Country Report India April 2011

Outlook for 2011-15: International relations

India's relationship with Pakistan will remain strained, despite the resumption in April 2010 of the formal peace process, which had been suspended since the November 2008 terrorist attack on Mumbai. Indian disquiet about crossborder terrorism has been one of the main obstacles to efforts to improve bilateral ties, and India remains concerned that Pakistan has acted with insufficient urgency against those that India believes to have been responsible for the Mumbai attack. Progress on bridging the "trust deficit" between the two countries will be slow, and if India suffers another terrorist attack linked to Pakistan, relations will deteriorate again.
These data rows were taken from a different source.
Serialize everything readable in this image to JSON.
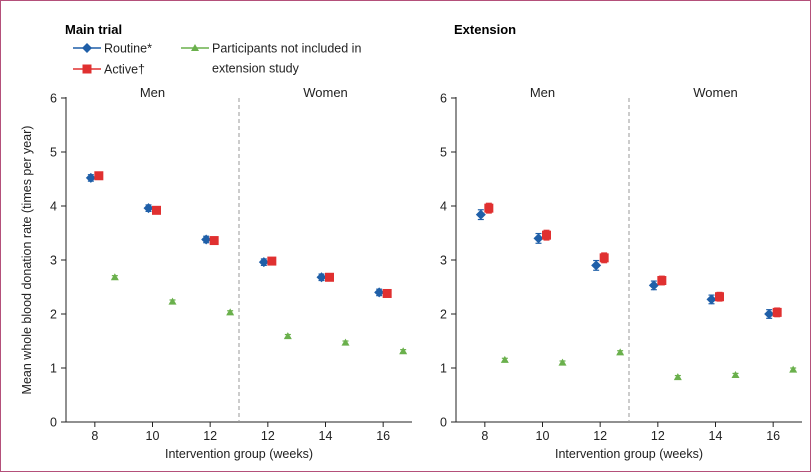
{
  "chart_data": [
    {
      "type": "scatter",
      "title": "Main trial",
      "xlabel": "Intervention group (weeks)",
      "ylabel": "Mean whole blood donation rate (times per year)",
      "ylim": [
        0,
        6
      ],
      "yticks": [
        0,
        1,
        2,
        3,
        4,
        5,
        6
      ],
      "groups": [
        {
          "label": "Men",
          "categories": [
            "8",
            "10",
            "12"
          ]
        },
        {
          "label": "Women",
          "categories": [
            "12",
            "14",
            "16"
          ]
        }
      ],
      "categories": [
        "8",
        "10",
        "12",
        "12",
        "14",
        "16"
      ],
      "legend": true,
      "grid": false,
      "series": [
        {
          "name": "Routine*",
          "color": "#1f5fa8",
          "marker": "diamond",
          "values": [
            4.52,
            3.96,
            3.38,
            2.96,
            2.68,
            2.4
          ],
          "err": [
            0.06,
            0.06,
            0.06,
            0.06,
            0.06,
            0.06
          ]
        },
        {
          "name": "Active†",
          "color": "#e03030",
          "marker": "square",
          "values": [
            4.56,
            3.92,
            3.36,
            2.98,
            2.68,
            2.38
          ],
          "err": [
            0.06,
            0.06,
            0.06,
            0.06,
            0.06,
            0.06
          ]
        },
        {
          "name": "Participants not included in extension study",
          "color": "#6ab04c",
          "marker": "triangle",
          "values": [
            2.68,
            2.23,
            2.03,
            1.59,
            1.47,
            1.31
          ],
          "err": [
            0.03,
            0.03,
            0.03,
            0.03,
            0.03,
            0.03
          ]
        }
      ]
    },
    {
      "type": "scatter",
      "title": "Extension",
      "xlabel": "Intervention group (weeks)",
      "ylabel": "",
      "ylim": [
        0,
        6
      ],
      "yticks": [
        0,
        1,
        2,
        3,
        4,
        5,
        6
      ],
      "groups": [
        {
          "label": "Men",
          "categories": [
            "8",
            "10",
            "12"
          ]
        },
        {
          "label": "Women",
          "categories": [
            "12",
            "14",
            "16"
          ]
        }
      ],
      "categories": [
        "8",
        "10",
        "12",
        "12",
        "14",
        "16"
      ],
      "legend": false,
      "grid": false,
      "series": [
        {
          "name": "Routine*",
          "color": "#1f5fa8",
          "marker": "diamond",
          "values": [
            3.84,
            3.4,
            2.9,
            2.53,
            2.27,
            2.0
          ],
          "err": [
            0.09,
            0.09,
            0.09,
            0.08,
            0.08,
            0.08
          ]
        },
        {
          "name": "Active†",
          "color": "#e03030",
          "marker": "square",
          "values": [
            3.96,
            3.46,
            3.04,
            2.62,
            2.32,
            2.03
          ],
          "err": [
            0.09,
            0.09,
            0.09,
            0.08,
            0.08,
            0.08
          ]
        },
        {
          "name": "Participants not included in extension study",
          "color": "#6ab04c",
          "marker": "triangle",
          "values": [
            1.15,
            1.1,
            1.29,
            0.83,
            0.87,
            0.97
          ],
          "err": [
            0.03,
            0.03,
            0.03,
            0.03,
            0.03,
            0.03
          ]
        }
      ]
    }
  ]
}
Relations between India and China will remain tense and problematic. In December 2010 China's prime minister, Wen Jiabao, made a three-day state visit to India. The trip was a success in commercial terms, as the two sides reportedly signed business deals worth some US$16bn. However, rising strategic tensions stand in the way of significantly warmer ties between Asia's two aspiring great powers. Occasional incursions by Chinese troops into areas disputed with India will complicate the resolution of long-running border disagreements between the two countries. China has started issuing special visas to Indian citizens from two states, Arunachal Pradesh and Jammu and Kashmir (thereby implying that residents of those states have a different status from other Indian nationals), and India has introduced tighter visa requirements for Chinese workers. China claims territory in the Indian-administered part of Kashmir, while India says that China is illegally occupying part of its land. India also objects to Chinese-funded infrastructure projects in the Pakistani-administered part of Kashmir and is worried about China's military build-up in Tibet. These issues are likely to overshadow attempts to build mutual confidence and expand bilateral trade in 2011­15.

Common strategic concerns, such the wish to contain Chinese influence in Asia and the fear of a power vacuum in Afghanistan following an eventual pull-out of US troops from that country, remain at the heart of the Indo-US relationship.